Agricultural land here in the Netherlands sells at 6 euro per m2. With a single stroke of a pen that ground can become 300 euro per m2, when the municipality decides you can build a house there.
Same process in Germany. There is more than enough space. Problem is the price of plots is kept artificially high by municipalities, because they rely on the easy money it provides to finance their projects.
Hard disagree here. Munich, Berlin and Hamburg simply don't have much land in their borders any more. In Munich, we only have two major unpopulated areas left - the SEM Nord (900 ha, 50.000 people) and SEM Nordost (600 ha, 30.000 people) [1], and the currently under construction projects Freiham (25.000 people) and Bayernkaserne (15.000 people).
The opposition to these projects does have valid points, too: a city as large as Munich absolutely needs recreational areas for the populace as well as green areas for micro-climate and recreation, and the amount of both is really really low - the traffic to the existing lakes or the nearby Bavarian Alps is already immense and the areas are all struggling with the regional-tourist population issues like overcrowded trains, trash being left everywhere including in natural reserves or on farm land [2], overcrowded parking lots and vandalism [3], leading to sometimes outright violence against tourists from Munich [4].
"Just build more dense housing" may sound like an easy way out, but (too) dense housing has immense followup costs as well as all these people have to have other options in their lives than slave away as corporate drones and sleep. Otherwise, you end up with Japan-style psychological issues.
[1] https://de.wikipedia.org/wiki/St%C3%A4dtebauliche_Entwicklun...
[2] https://www.abendzeitung-muenchen.de/muenchen/umland/ausflue...
[3] https://www.merkur.de/lokales/region-tegernsee/dasgelbeblatt...
[4] https://www.abendzeitung-muenchen.de/bayern/tourismus-in-bay...

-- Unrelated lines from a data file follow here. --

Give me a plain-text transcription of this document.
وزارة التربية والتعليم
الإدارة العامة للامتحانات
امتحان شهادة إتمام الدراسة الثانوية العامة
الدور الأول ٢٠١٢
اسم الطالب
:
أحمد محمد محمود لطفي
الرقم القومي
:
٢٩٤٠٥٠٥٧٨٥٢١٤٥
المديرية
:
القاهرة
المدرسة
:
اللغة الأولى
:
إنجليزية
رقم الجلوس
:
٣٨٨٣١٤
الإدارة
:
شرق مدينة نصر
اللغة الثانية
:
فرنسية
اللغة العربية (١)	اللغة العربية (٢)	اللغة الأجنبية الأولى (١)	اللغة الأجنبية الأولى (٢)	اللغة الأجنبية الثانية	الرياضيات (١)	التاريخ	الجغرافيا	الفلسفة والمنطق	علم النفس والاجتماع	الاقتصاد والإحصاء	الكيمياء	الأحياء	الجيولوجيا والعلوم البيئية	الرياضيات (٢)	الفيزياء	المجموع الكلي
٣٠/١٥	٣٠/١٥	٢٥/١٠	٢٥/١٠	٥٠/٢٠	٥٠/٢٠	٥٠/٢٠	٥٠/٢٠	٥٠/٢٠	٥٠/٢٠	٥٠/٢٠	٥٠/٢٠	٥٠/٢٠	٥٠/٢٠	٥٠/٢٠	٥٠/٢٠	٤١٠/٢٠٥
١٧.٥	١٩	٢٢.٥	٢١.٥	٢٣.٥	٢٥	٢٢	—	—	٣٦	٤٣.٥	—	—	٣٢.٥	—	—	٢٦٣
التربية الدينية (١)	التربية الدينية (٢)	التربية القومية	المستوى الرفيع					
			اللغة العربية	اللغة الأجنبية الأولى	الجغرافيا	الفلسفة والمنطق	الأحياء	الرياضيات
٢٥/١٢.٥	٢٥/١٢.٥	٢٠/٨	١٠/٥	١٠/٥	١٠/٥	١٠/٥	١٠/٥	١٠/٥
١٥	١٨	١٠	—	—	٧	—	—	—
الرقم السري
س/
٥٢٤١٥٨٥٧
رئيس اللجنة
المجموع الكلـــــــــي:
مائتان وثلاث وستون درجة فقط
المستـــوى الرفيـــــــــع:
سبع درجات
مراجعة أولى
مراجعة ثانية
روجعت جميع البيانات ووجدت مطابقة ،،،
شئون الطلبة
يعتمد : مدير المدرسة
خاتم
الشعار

Then again those prices are in dying areas with little going on.
I remember when Mayor DeBlasio (https://en.wikipedia.org/wiki/Bill_de_Blasio) was running for Mayor in NYC. He was hugely against high-rise high-density condos in Brooklyn adjacent (4th Ave) to expensive $2M+ brownstones (incidentally where he lived, in Park Slope!)
He was the "left" candidate and didnt seem to understand the concept of supply and demand. Nor the concept that no every city dweller can afford a $2M brownstone.

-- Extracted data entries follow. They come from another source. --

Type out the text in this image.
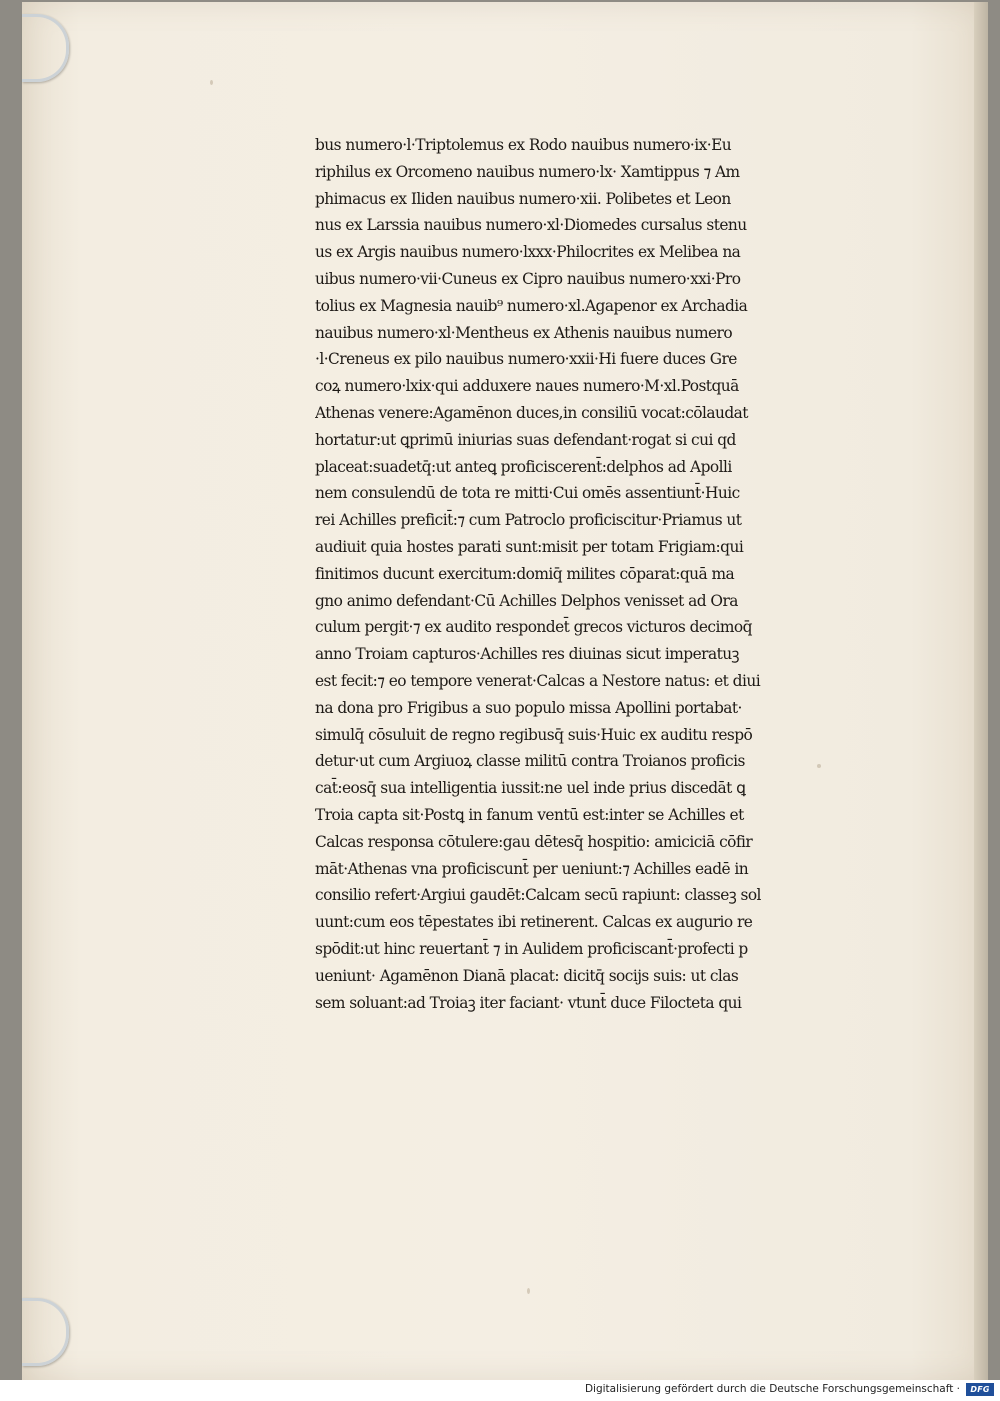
bus numero·l·Triptolemus ex Rodo nauibus numero·ix·Eu
riphilus ex Orcomeno nauibus numero·lx· Xamtippus ⁊ Am
phimacus ex Iliden nauibus numero·xii. Polibetes et Leon
nus ex Larssia nauibus numero·xl·Diomedes cursalus stenu
us ex Argis nauibus numero·lxxx·Philocrites ex Melibea na
uibus numero·vii·Cuneus ex Cipro nauibus numero·xxi·Pro
tolius ex Magnesia nauib⁹ numero·xl.Agapenor ex Archadia
nauibus numero·xl·Mentheus ex Athenis nauibus numero
·l·Creneus ex pilo nauibus numero·xxii·Hi fuere duces Gre
coꝝ numero·lxix·qui adduxere naues numero·M·xl.Postquā
Athenas venere:Agamēnon duces,in consiliū vocat:cōlaudat
hortatur:ut ꝗprimū iniurias suas defendant·rogat si cui qd
placeat:suadetq̄:ut anteꝗ proficiscerent̄:delphos ad Apolli
nem consulendū de tota re mitti·Cui omēs assentiunt̄·Huic
rei Achilles preficit̄:⁊ cum Patroclo proficiscitur·Priamus ut
audiuit quia hostes parati sunt:misit per totam Frigiam:qui
finitimos ducunt exercitum:domiq̄ milites cōparat:quā ma
gno animo defendant·Cū Achilles Delphos venisset ad Ora
culum pergit·⁊ ex audito respondet̄ grecos victuros decimoq̄
anno Troiam capturos·Achilles res diuinas sicut imperatuꝫ
est fecit:⁊ eo tempore venerat·Calcas a Nestore natus: et diui
na dona pro Frigibus a suo populo missa Apollini portabat·
simulq̄ cōsuluit de regno regibusq̄ suis·Huic ex auditu respō
detur·ut cum Argiuoꝝ classe militū contra Troianos proficis
cat̄:eosq̄ sua intelligentia iussit:ne uel inde prius discedāt ꝗ
Troia capta sit·Postꝗ in fanum ventū est:inter se Achilles et
Calcas responsa cōtulere:gau dētesq̄ hospitio: amiciciā cōfir
māt·Athenas vna proficiscunt̄ per ueniunt:⁊ Achilles eadē in
consilio refert·Argiui gaudēt:Calcam secū rapiunt: classeꝫ sol
uunt:cum eos tēpestates ibi retinerent. Calcas ex augurio re
spōdit:ut hinc reuertant̄ ⁊ in Aulidem proficiscant̄·profecti p
ueniunt· Agamēnon Dianā placat: dicitq̄ socijs suis: ut clas
sem soluant:ad Troiaꝫ iter faciant· vtunt̄ duce Filocteta qui
Digitalisierung gefördert durch die Deutsche Forschungsgemeinschaft ·	DFG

The problem is that Left and Right alike wants to perpetuate the system because they are all so fully bought into the system. I'm sure Mayor DeBlasio fully understood the economics here, but supported NIMBYism because he and his money base wants to keep their wealth.
That also means this isnt a left or right issue, its more of a hopeless issue. The only way out is to buy into the system and join them.

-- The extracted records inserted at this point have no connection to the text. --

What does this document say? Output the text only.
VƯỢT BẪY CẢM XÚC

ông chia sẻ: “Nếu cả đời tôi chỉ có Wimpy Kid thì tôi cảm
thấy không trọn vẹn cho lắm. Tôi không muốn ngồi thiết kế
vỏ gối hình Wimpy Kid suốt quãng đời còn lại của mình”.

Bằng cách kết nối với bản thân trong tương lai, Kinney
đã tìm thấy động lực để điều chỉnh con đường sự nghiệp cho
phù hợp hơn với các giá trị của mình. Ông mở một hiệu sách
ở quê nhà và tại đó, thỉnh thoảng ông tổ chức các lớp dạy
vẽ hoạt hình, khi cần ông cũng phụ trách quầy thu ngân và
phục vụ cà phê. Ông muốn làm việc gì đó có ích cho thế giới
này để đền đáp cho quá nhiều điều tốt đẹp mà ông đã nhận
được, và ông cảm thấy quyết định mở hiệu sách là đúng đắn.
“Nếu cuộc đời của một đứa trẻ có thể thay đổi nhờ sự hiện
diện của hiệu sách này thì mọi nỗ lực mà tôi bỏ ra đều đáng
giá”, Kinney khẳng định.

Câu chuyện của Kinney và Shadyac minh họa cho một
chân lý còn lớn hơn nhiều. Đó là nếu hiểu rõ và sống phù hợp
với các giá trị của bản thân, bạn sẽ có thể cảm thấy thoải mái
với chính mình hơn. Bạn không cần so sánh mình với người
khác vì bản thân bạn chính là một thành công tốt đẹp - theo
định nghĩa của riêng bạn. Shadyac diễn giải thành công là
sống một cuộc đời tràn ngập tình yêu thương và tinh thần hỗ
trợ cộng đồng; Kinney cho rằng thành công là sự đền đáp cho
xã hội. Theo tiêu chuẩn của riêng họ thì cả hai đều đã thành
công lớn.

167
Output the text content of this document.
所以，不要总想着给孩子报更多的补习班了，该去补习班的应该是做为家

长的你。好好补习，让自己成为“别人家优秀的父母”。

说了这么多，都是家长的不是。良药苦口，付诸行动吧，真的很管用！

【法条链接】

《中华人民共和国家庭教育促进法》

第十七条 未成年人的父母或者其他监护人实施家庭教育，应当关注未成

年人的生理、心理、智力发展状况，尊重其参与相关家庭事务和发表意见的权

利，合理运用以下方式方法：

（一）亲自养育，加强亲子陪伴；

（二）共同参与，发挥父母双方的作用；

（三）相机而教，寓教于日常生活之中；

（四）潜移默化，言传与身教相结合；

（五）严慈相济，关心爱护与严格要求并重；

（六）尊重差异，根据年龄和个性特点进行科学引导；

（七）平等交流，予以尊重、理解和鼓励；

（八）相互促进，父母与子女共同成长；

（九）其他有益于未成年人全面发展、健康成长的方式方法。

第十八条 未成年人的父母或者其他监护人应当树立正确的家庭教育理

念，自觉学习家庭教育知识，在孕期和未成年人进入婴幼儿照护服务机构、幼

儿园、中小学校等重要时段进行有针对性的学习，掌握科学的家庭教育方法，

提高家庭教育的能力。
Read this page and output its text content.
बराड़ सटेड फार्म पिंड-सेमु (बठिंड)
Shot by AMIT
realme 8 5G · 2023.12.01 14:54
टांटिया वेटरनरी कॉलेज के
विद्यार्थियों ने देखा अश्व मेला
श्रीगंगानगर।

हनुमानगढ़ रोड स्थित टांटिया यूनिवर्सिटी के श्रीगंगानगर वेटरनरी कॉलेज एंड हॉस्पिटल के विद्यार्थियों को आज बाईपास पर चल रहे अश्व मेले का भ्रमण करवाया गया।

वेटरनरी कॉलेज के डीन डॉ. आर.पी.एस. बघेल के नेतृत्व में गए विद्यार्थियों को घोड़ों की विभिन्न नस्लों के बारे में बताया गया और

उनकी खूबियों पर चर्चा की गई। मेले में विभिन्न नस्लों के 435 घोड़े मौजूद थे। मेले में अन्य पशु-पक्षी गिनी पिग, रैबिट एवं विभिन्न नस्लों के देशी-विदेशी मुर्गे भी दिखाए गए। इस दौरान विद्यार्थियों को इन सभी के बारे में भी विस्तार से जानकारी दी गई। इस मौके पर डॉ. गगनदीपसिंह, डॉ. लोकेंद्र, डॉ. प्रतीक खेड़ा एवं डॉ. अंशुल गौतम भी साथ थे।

This is the short term fix, and I completely agree with you.
The long term fix is, aside from letting local governments make minor regulatory changes to facilitate denser urban construction, to simply do nothing.
Cities are expensive. People will (and are) moving away from HCOL areas because of this. Businesses are adapting (e.g., with remote work) to hire people living in MCOL and LCOL areas. At the same time, new economic agglomerations are springing up in these areas to support growing populations.
Given enough time, two things will happen. Many of these MCOL and LCOL areas will become more expensive. Some will urbanize. Some wont. Second, eventually, people living in the areas that don't urbanize will realize that they actually would enjoy living in a HCOL area. And the cycle will continue.